What I meant in response to what I thought Steven was talking about was
this.

 * With Steven's patch, the sending side needs to expect what it pushes
   to be rewritten.  If it starts with this history:

    ---o---o---o---Y---o---o---X

   where Y is what its remote tracking branch points at for the
   corresponding branch, three commits were built locally since the last
   fetch, and the sender pushes X.

 * Then the receiving end rewrites the history, making the history into
   this:

		     o'--o'--X'
                    /
    ---o---o---o---Y---o---o---X

 * Before the next fetch, the sending side can continue building on top
   of X, leading to this:

		     o'--o'--X'
                    /
    ---o---o---o---Y---o---o---X---o---Z

 * Similarly other people push into the same remote, get their commits
   rewritten and remote side's history becomes like this (but the
   original sender does not know about the upper history at all yet).

		     o'--o'--X'--o'--o'--W'
                    /
    ---o---o---o---Y---o---o---X---o---Z

 * Then the original sender fetches from the remote, now the tracking
   branch points at W' (it previously pointed at Y).  You would want to
   rebase your work since the last push on top of that tracking branch.

The rebase would be "rebase --onto W' X Z", so it is not strictly
necessary to keep the fact that X corresponds to X', but somehow I
thought it was necessary, and Steven's message was hinting about that:

  > If we want that status in principle, I'd argue that sending down the
  > updated commit SHA1 is actually the right way to indicate it, because
  > it gives the client all the information it needs to make an
  > intelligent choice about what to do next. If you don't transmit the
  > modified SHA1, the client will have to do another fetch to find out
  > what rewriting was done by the server, and if another push happened in
  > the meantime, the client will have to basically guess about which
  > commits correspond to the ones it pushed.

(notice the last part).

So if we want to transmit minimum amount of information, we can just
send a bit ("the ref was rewritten") back to send-pack without telling
it what X' is (but it would not hurt to send it back either).  With that
one bit of information, send-pack can refrain from updating tracking ref
from Y to X.

In the above scenario I illustrated, it turns out that getting
correspondence between X and X' is not strictly necessary to perform a
rebase later, but maybe there is some other scenario that keeping track
of that information would be helpful.  In such a case, a hook on the
send-pack end (which currently we do not have) can be called with X and
X' as parameters (and perhaps the name of the ref and the corresponding
tracking ref) to do whatever it wants to do with that information.

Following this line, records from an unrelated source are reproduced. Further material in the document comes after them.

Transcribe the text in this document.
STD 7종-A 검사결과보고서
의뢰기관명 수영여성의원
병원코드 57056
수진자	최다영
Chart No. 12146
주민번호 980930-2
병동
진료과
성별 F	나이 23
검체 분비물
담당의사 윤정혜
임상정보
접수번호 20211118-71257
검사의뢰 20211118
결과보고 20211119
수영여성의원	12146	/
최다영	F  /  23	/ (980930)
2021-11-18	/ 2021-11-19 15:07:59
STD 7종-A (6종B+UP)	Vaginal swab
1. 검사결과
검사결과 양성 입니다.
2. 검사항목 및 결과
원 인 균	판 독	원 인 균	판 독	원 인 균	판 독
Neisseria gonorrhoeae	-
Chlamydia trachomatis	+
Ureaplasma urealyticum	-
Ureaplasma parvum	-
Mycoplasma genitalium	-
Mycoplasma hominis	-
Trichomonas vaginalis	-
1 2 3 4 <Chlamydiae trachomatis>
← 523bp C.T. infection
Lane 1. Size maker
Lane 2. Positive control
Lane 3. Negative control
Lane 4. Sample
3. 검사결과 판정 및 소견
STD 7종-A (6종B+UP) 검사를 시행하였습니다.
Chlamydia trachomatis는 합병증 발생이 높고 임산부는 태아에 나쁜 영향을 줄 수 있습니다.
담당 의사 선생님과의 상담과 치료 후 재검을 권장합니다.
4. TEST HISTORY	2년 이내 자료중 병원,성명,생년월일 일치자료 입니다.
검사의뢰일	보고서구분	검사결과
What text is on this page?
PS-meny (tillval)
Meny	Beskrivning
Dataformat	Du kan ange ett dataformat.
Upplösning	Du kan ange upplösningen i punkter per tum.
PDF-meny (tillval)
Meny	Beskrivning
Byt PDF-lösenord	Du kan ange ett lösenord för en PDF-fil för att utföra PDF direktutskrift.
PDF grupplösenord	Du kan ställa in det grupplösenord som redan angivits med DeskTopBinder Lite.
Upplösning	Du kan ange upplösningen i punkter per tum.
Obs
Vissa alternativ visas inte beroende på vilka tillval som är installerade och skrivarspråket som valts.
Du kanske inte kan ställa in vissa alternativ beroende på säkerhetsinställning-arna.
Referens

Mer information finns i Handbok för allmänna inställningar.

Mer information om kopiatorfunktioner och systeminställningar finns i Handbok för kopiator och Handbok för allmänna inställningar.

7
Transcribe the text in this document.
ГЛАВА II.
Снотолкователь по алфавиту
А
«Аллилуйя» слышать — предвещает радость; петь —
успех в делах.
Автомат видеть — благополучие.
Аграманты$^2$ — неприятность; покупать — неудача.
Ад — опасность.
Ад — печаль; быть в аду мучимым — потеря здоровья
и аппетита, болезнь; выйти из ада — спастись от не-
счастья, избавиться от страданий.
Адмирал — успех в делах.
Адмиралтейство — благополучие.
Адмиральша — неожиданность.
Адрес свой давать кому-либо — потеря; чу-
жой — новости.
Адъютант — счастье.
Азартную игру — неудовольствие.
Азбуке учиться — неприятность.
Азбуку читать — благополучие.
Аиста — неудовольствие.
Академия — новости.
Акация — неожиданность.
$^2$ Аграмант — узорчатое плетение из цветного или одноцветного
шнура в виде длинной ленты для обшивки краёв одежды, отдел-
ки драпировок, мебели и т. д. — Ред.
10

Even if we do not send X' back but just one bit, having that hook would
probably be needed so that sender can record "I've pushed up to X" and
perhaps "now I cannot push out Z until I rebase" after receiving "push
was accepted but rewritten" bit.

This is all handwaving --- I suspect for this to really work, send-pack
might need a pre-send-pack hook that pays attention to such "now I
cannot push out Z until I rebase" information the previous round of push
may have left and declines to push.  Of course, the receiving end would
would probably refuse such a push because it is not a fast-forward.